Despite a slew of cybersecurity breaches, people still aren’t taking online security seriously

Cybersecurity breaches seem to be a constant part of modern life, with a new high-profile leak or hack happening almost every week. Despite this, however, British people still aren’t taking adequate steps to protect their data, according to findings published by Cyber Security Europe.

In a survey of over 1,000 people living in the UK, almost a quarter – 23% – admitted to regularly using either their name or date of birth as their password in online accounts – an absolute no-no in ensuring a secure account.

Furthermore, 11% – slightly more than one in ten – said that they only use one or two passwords for all their online accounts, meaning that if one were to be breached, hackers could easily gain access to the others.

Even major attacks affecting large percentages of the population don’t seem enough to prompt people to take better cybersecurity precautions, as 76% of people say they never update passwords after a major breach.

British workers are not practices adequate cybersecurity, which is putting businesses at serious risk. Image courtesy of Transport for London

This is particularly bad news for British businesses, which not only have in the past been accused of not doing enough to protect their customers from cybersecurity incidents, but which will be subject to the General Data Protection Regulation (GDPR) from next year, meaning they could be in serious trouble if poor employee practices leave customer data exposed.

Despite this, only 16% of respondents say their workplaces have increased focus on cybersecurity since the WannaCry ransomware attack earlier this year, the most devastating attack to hit UK businesses of late.

In addition, 60% of people said they only used logins and passwords for online security at work, which given how many people use poor passwords, poses a serious security risk for companies.
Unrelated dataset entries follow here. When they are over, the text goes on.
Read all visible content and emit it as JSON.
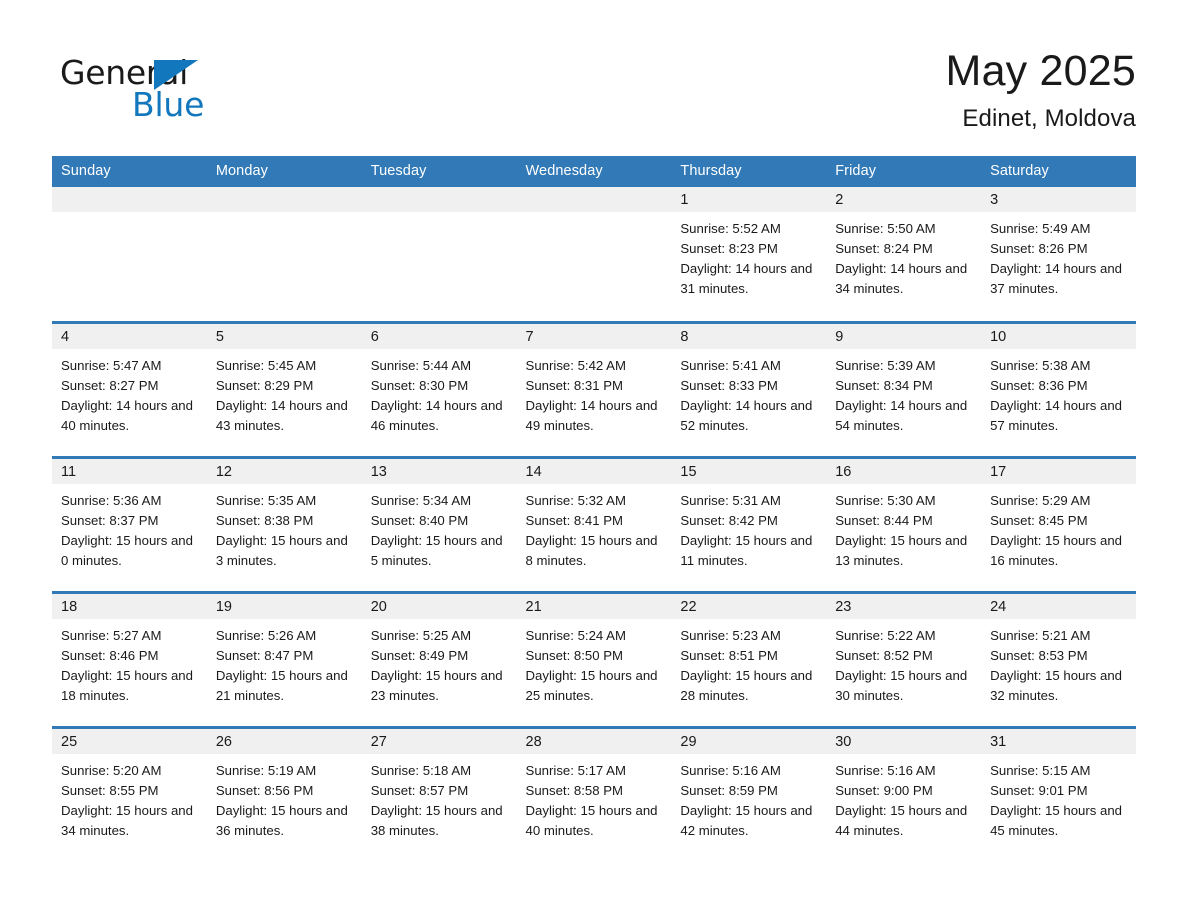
{
  "brand": {
    "name_part1": "General",
    "name_part2": "Blue",
    "triangle_icon": "triangle-icon",
    "accent_color": "#1277bc"
  },
  "header": {
    "month_title": "May 2025",
    "location": "Edinet, Moldova"
  },
  "theme": {
    "header_blue": "#3279b7",
    "daynum_band": "#f0f0f0",
    "text": "#1a1a1a"
  },
  "calendar": {
    "weekday_headers": [
      "Sunday",
      "Monday",
      "Tuesday",
      "Wednesday",
      "Thursday",
      "Friday",
      "Saturday"
    ],
    "labels": {
      "sunrise": "Sunrise:",
      "sunset": "Sunset:",
      "daylight": "Daylight:"
    },
    "weeks": [
      [
        {
          "day": "",
          "empty": true
        },
        {
          "day": "",
          "empty": true
        },
        {
          "day": "",
          "empty": true
        },
        {
          "day": "",
          "empty": true
        },
        {
          "day": "1",
          "sunrise": "Sunrise: 5:52 AM",
          "sunset": "Sunset: 8:23 PM",
          "daylight": "Daylight: 14 hours and 31 minutes."
        },
        {
          "day": "2",
          "sunrise": "Sunrise: 5:50 AM",
          "sunset": "Sunset: 8:24 PM",
          "daylight": "Daylight: 14 hours and 34 minutes."
        },
        {
          "day": "3",
          "sunrise": "Sunrise: 5:49 AM",
          "sunset": "Sunset: 8:26 PM",
          "daylight": "Daylight: 14 hours and 37 minutes."
        }
      ],
      [
        {
          "day": "4",
          "sunrise": "Sunrise: 5:47 AM",
          "sunset": "Sunset: 8:27 PM",
          "daylight": "Daylight: 14 hours and 40 minutes."
        },
        {
          "day": "5",
          "sunrise": "Sunrise: 5:45 AM",
          "sunset": "Sunset: 8:29 PM",
          "daylight": "Daylight: 14 hours and 43 minutes."
        },
        {
          "day": "6",
          "sunrise": "Sunrise: 5:44 AM",
          "sunset": "Sunset: 8:30 PM",
          "daylight": "Daylight: 14 hours and 46 minutes."
        },
        {
          "day": "7",
          "sunrise": "Sunrise: 5:42 AM",
          "sunset": "Sunset: 8:31 PM",
          "daylight": "Daylight: 14 hours and 49 minutes."
        },
        {
          "day": "8",
          "sunrise": "Sunrise: 5:41 AM",
          "sunset": "Sunset: 8:33 PM",
          "daylight": "Daylight: 14 hours and 52 minutes."
        },
        {
          "day": "9",
          "sunrise": "Sunrise: 5:39 AM",
          "sunset": "Sunset: 8:34 PM",
          "daylight": "Daylight: 14 hours and 54 minutes."
        },
        {
          "day": "10",
          "sunrise": "Sunrise: 5:38 AM",
          "sunset": "Sunset: 8:36 PM",
          "daylight": "Daylight: 14 hours and 57 minutes."
        }
      ],
      [
        {
          "day": "11",
          "sunrise": "Sunrise: 5:36 AM",
          "sunset": "Sunset: 8:37 PM",
          "daylight": "Daylight: 15 hours and 0 minutes."
        },
        {
          "day": "12",
          "sunrise": "Sunrise: 5:35 AM",
          "sunset": "Sunset: 8:38 PM",
          "daylight": "Daylight: 15 hours and 3 minutes."
        },
        {
          "day": "13",
          "sunrise": "Sunrise: 5:34 AM",
          "sunset": "Sunset: 8:40 PM",
          "daylight": "Daylight: 15 hours and 5 minutes."
        },
        {
          "day": "14",
          "sunrise": "Sunrise: 5:32 AM",
          "sunset": "Sunset: 8:41 PM",
          "daylight": "Daylight: 15 hours and 8 minutes."
        },
        {
          "day": "15",
          "sunrise": "Sunrise: 5:31 AM",
          "sunset": "Sunset: 8:42 PM",
          "daylight": "Daylight: 15 hours and 11 minutes."
        },
        {
          "day": "16",
          "sunrise": "Sunrise: 5:30 AM",
          "sunset": "Sunset: 8:44 PM",
          "daylight": "Daylight: 15 hours and 13 minutes."
        },
        {
          "day": "17",
          "sunrise": "Sunrise: 5:29 AM",
          "sunset": "Sunset: 8:45 PM",
          "daylight": "Daylight: 15 hours and 16 minutes."
        }
      ],
      [
        {
          "day": "18",
          "sunrise": "Sunrise: 5:27 AM",
          "sunset": "Sunset: 8:46 PM",
          "daylight": "Daylight: 15 hours and 18 minutes."
        },
        {
          "day": "19",
          "sunrise": "Sunrise: 5:26 AM",
          "sunset": "Sunset: 8:47 PM",
          "daylight": "Daylight: 15 hours and 21 minutes."
        },
        {
          "day": "20",
          "sunrise": "Sunrise: 5:25 AM",
          "sunset": "Sunset: 8:49 PM",
          "daylight": "Daylight: 15 hours and 23 minutes."
        },
        {
          "day": "21",
          "sunrise": "Sunrise: 5:24 AM",
          "sunset": "Sunset: 8:50 PM",
          "daylight": "Daylight: 15 hours and 25 minutes."
        },
        {
          "day": "22",
          "sunrise": "Sunrise: 5:23 AM",
          "sunset": "Sunset: 8:51 PM",
          "daylight": "Daylight: 15 hours and 28 minutes."
        },
        {
          "day": "23",
          "sunrise": "Sunrise: 5:22 AM",
          "sunset": "Sunset: 8:52 PM",
          "daylight": "Daylight: 15 hours and 30 minutes."
        },
        {
          "day": "24",
          "sunrise": "Sunrise: 5:21 AM",
          "sunset": "Sunset: 8:53 PM",
          "daylight": "Daylight: 15 hours and 32 minutes."
        }
      ],
      [
        {
          "day": "25",
          "sunrise": "Sunrise: 5:20 AM",
          "sunset": "Sunset: 8:55 PM",
          "daylight": "Daylight: 15 hours and 34 minutes."
        },
        {
          "day": "26",
          "sunrise": "Sunrise: 5:19 AM",
          "sunset": "Sunset: 8:56 PM",
          "daylight": "Daylight: 15 hours and 36 minutes."
        },
        {
          "day": "27",
          "sunrise": "Sunrise: 5:18 AM",
          "sunset": "Sunset: 8:57 PM",
          "daylight": "Daylight: 15 hours and 38 minutes."
        },
        {
          "day": "28",
          "sunrise": "Sunrise: 5:17 AM",
          "sunset": "Sunset: 8:58 PM",
          "daylight": "Daylight: 15 hours and 40 minutes."
        },
        {
          "day": "29",
          "sunrise": "Sunrise: 5:16 AM",
          "sunset": "Sunset: 8:59 PM",
          "daylight": "Daylight: 15 hours and 42 minutes."
        },
        {
          "day": "30",
          "sunrise": "Sunrise: 5:16 AM",
          "sunset": "Sunset: 9:00 PM",
          "daylight": "Daylight: 15 hours and 44 minutes."
        },
        {
          "day": "31",
          "sunrise": "Sunrise: 5:15 AM",
          "sunset": "Sunset: 9:01 PM",
          "daylight": "Daylight: 15 hours and 45 minutes."
        }
      ]
    ]
  }
}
“A surprising amount of people still seem oblivious to the threat posed to their personal and, in fact, business information by using their name or date of birth as their passwords,” said Bradley Maule-ffinch, director of strategy for Cyber Security Europe.

“Nowadays, this is far from being just a personal issue. We have seen a spate of prolific attacks and breaches this year alone and businesses must ensure that employees are educated about the basics such as password security.

“With the advent of Internet of Things, increasing numbers of people using their own personal devices to connect to business networks which is an ever-growing threat landscape. This could prove a costly vulnerability for organisations in the wake of GDPR.”

Over a third of UK’s critical infrastructure organisations left open to cyber attacks

39% of the organisations that make up the UK’s national critical infrastructure – including police forces, fire services, healthcare organisations and energy suppliers – have not completed the government’s basic cybersecurity standards, leaving them potentially open to attacks.

The revelation, which was the result of a series of Freedom of Information (FOI) requests by cybersecurity provider Corero Network Security to 338 critical infrastructure organisations. Of the 163 that complied with the request, 63 admitted to failing to complete the UK government’s 10 Steps to Cyber Security programme.

Given the potential for damage – and even in some cases, loss of life – that comes with an cyber attack on a police force, hospital or fire service, this raises serious concerns about how prepared the UK’s critical infrastructure is for an attack.

“Cyber attacks against national infrastructure have the potential to inflict significant, real-life disruption and prevent access to critical services that are vital to the functioning of our economy and society,” said Sean Newman, director of product management, Corero. “These findings suggest that many such organisations are not as cyber resilient as they should be, in the face of growing and sophisticated cyber threats.”

A summary of the 10-step guide. Image courtesy of GCHQ. Featured image courtesy of Tim Peake

The UK government’s 10 Steps to Cyber Security programme was developed by GCHQ to provide a simple and clear guide for organisations to follow to ensure they are adequately protecting themselves from cyber attacks.

Originally published in 2012, it is used by two thirds of the FTSE350 – the country’s 350 largest companies – and was re-issued in 2015 alongside an additional document for businesses.

Covering technology and employee management, it includes steps such as user education and awareness, controls for removable media and the establishment of network security.

Many organisations will already follow some of these steps, but others remain under-followed, leaving critical infrastructure exposed.

Healthcare organisations, particularly NHS trusts, are at significant risk, despite already suffering a devastating attack earlier in the year

There have, of course, already been successful attacks on critical infrastructure, with the WannaCry attack crippling NHS systems earlier this year.

However, this does not seem to have resulted in dramatic improvements in security efforts, as 42% of the NHS trusts who responded to the FOI requests had not completed the programme.

As a result, it is likely that we will see more attacks on critical infrastructure providers in the future, potentially putting people and the UK economy at risk.